Taxing U.S. Multinationals
Monday, President Obama released details of how he proposes to raise $210 b. over the next 10 years from taxing U.S. multinationals on their overseas income and from going after U.S. taxpayers using offshore tax havens.
Deductions associated with deferred overseas income would not be deductible, except for R&D, starting in 2011. Foreign Tax Credit loopholes would be closed. "Check the Box" foreign subsidiaries would be required to file taxes as separate corporations. Tax Havens would be subject to increased disclosure, withholding taxes, and IRS enforcement. Overseas banks will have to file 1099s on income earned by Americans.

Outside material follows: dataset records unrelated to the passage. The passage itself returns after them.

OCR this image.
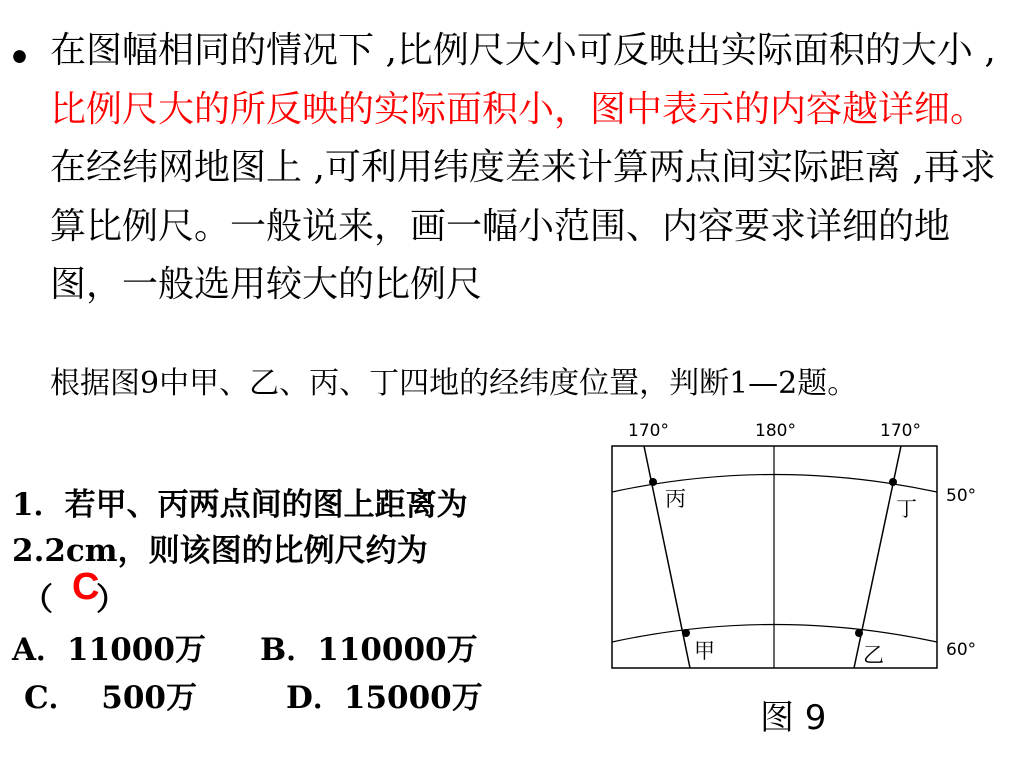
• 在图幅相同的情况下 ,比例尺大小可反映出实际面积的大小 ,比例尺大的所反映的实际面积小，图中表示的内容越详细。在经纬网地图上 ,可利用纬度差来计算两点间实际距离 ,再求算比例尺。一般说来，画一幅小范围、内容要求详细的地图，一般选用较大的比例尺
根据图9中甲、乙、丙、丁四地的经纬度位置，判断1—2题。
1．若甲、丙两点间的图上距离为
2.2cm，则该图的比例尺约为
（ C
）
A．11000万 B．110000万
C．  500万	D．15000万
170°	180°	170°
50°
60°
丙	丁
甲	乙
图 9
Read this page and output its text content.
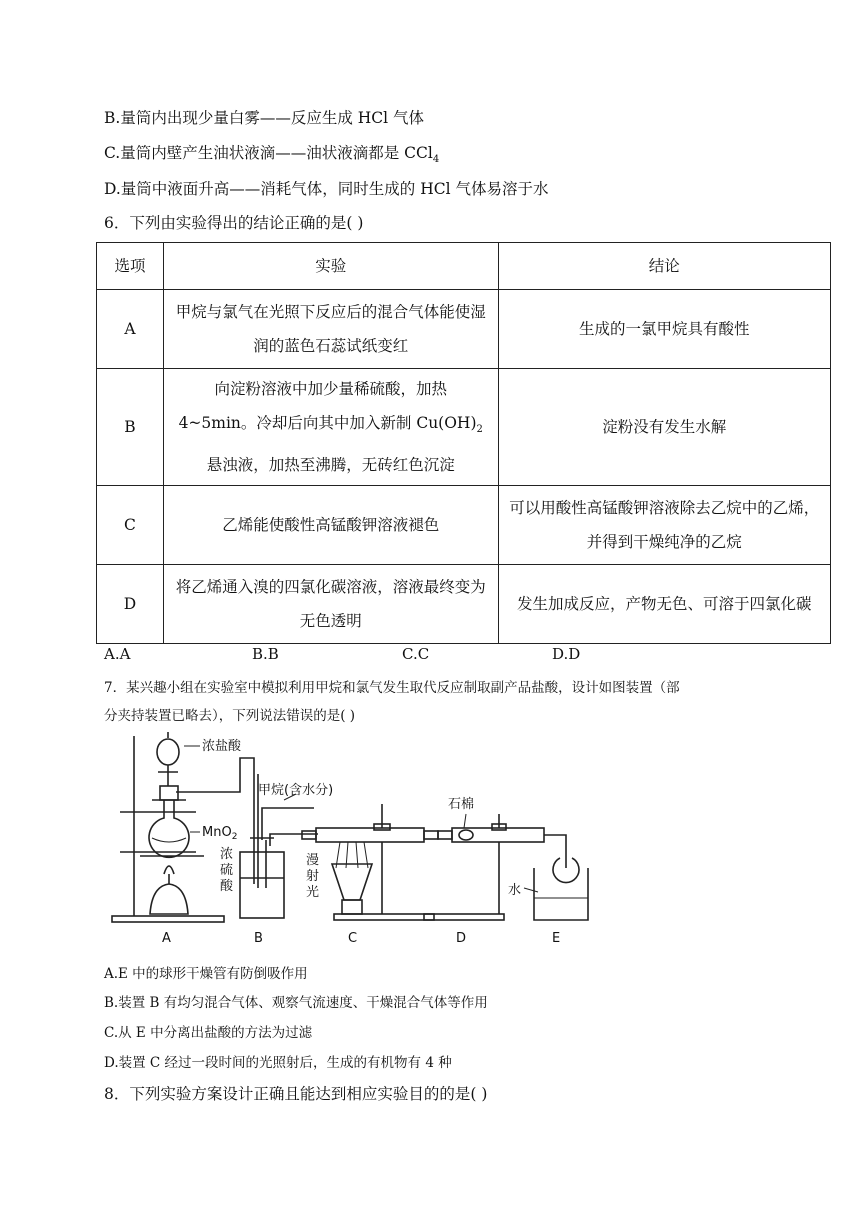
B.量筒内出现少量白雾——反应生成 HCl 气体
C.量筒内壁产生油状液滴——油状液滴都是 CCl$_4$
D.量筒中液面升高——消耗气体，同时生成的 HCl 气体易溶于水
6．下列由实验得出的结论正确的是( )
选项	实验	结论
A	甲烷与氯气在光照下反应后的混合气体能使湿润的蓝色石蕊试纸变红	生成的一氯甲烷具有酸性
B	向淀粉溶液中加少量稀硫酸，加热
4~5min。冷却后向其中加入新制 $Cu(OH)_2$
悬浊液，加热至沸腾，无砖红色沉淀	淀粉没有发生水解
C	乙烯能使酸性高锰酸钾溶液褪色	可以用酸性高锰酸钾溶液除去乙烷中的乙烯，并得到干燥纯净的乙烷
D	将乙烯通入溴的四氯化碳溶液，溶液最终变为无色透明	发生加成反应，产物无色、可溶于四氯化碳
A.A	B.B	C.C	D.D
7．某兴趣小组在实验室中模拟利用甲烷和氯气发生取代反应制取副产品盐酸，设计如图装置（部
分夹持装置已略去），下列说法错误的是( )
浓盐酸
MnO$_2$
甲烷(含水分)
浓
硫
酸
漫
射
光
石棉
水
A	B	C	D	E
A.E 中的球形干燥管有防倒吸作用
B.装置 B 有均匀混合气体、观察气流速度、干燥混合气体等作用
C.从 E 中分离出盐酸的方法为过滤
D.装置 C 经过一段时间的光照射后，生成的有机物有 4 种
8．下列实验方案设计正确且能达到相应实验目的的是( )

If you accept that U.S. corporations should pay U.S. tax on their worldwide income with a tax credit for foreign taxes paid, then President Obama's proposals make sense. However, many businesses argue they are at a competitive disadvantage because most of their international competitors are only taxed on the income they earn domestically under "territorial" tax systems. Their foreign earnings are not taxed by their home countries. U.S. corporations also decry our 35% top marginal tax rate, the second highest in the world behind Japan, and our employer paid health care, a burden assumed directly by the government in most other countries.
On July 26, 2008, the Joint Committee on Taxation published a detailed analysis of this issue. It concluded that, on balance, U.S. corporations would be worse off if we adopted a territorial system because they would lose deductions, primarily interest deductions, on tax-exempt foreign income.
The debate goes on.
The reaction from Congress to President Obama's tax proposals was hardly enthusiastic. Senate Finance Chair Max Baucus (D-MT) expressed concern about the global competitiveness of U.S. firms and called for more study. "I want to make certain that our tax policies are fair and support the global competitiveness of U.S. businesses. These policies must be designed to encourage economic growth and create good-paying jobs Americans need right now. The proposals announced by the president today set the table for tax reform, and I look forward to sitting down with the Administration soon to take up these issues." House Ways and Means Chair Charlie Rangel (D-NY) was more supportive, but stopped short of endorsing President Obama's proposals. "For too long, our tax laws have rewarded companies that invest and keep their money overseas and turned a blind eye to the use of tax havens by the wealthy. Closing these loopholes and investing the money in American jobs will help millions of American families regain some of the economic security they lost in recent years." Republican leaders decried increased foreign ownership of U.S. firms that would result. Senate Finance Ranking Republican Chuck Grassley (R-IA) said, "Congress needs to look at whether these tax increases are fair, whether American workers will lose their jobs, and whether U.S. companies will fall behind foreign competition and even become more vulnerable to foreign acquisition." Clearly, Mr. Obama's tax proposals will face quite a fight.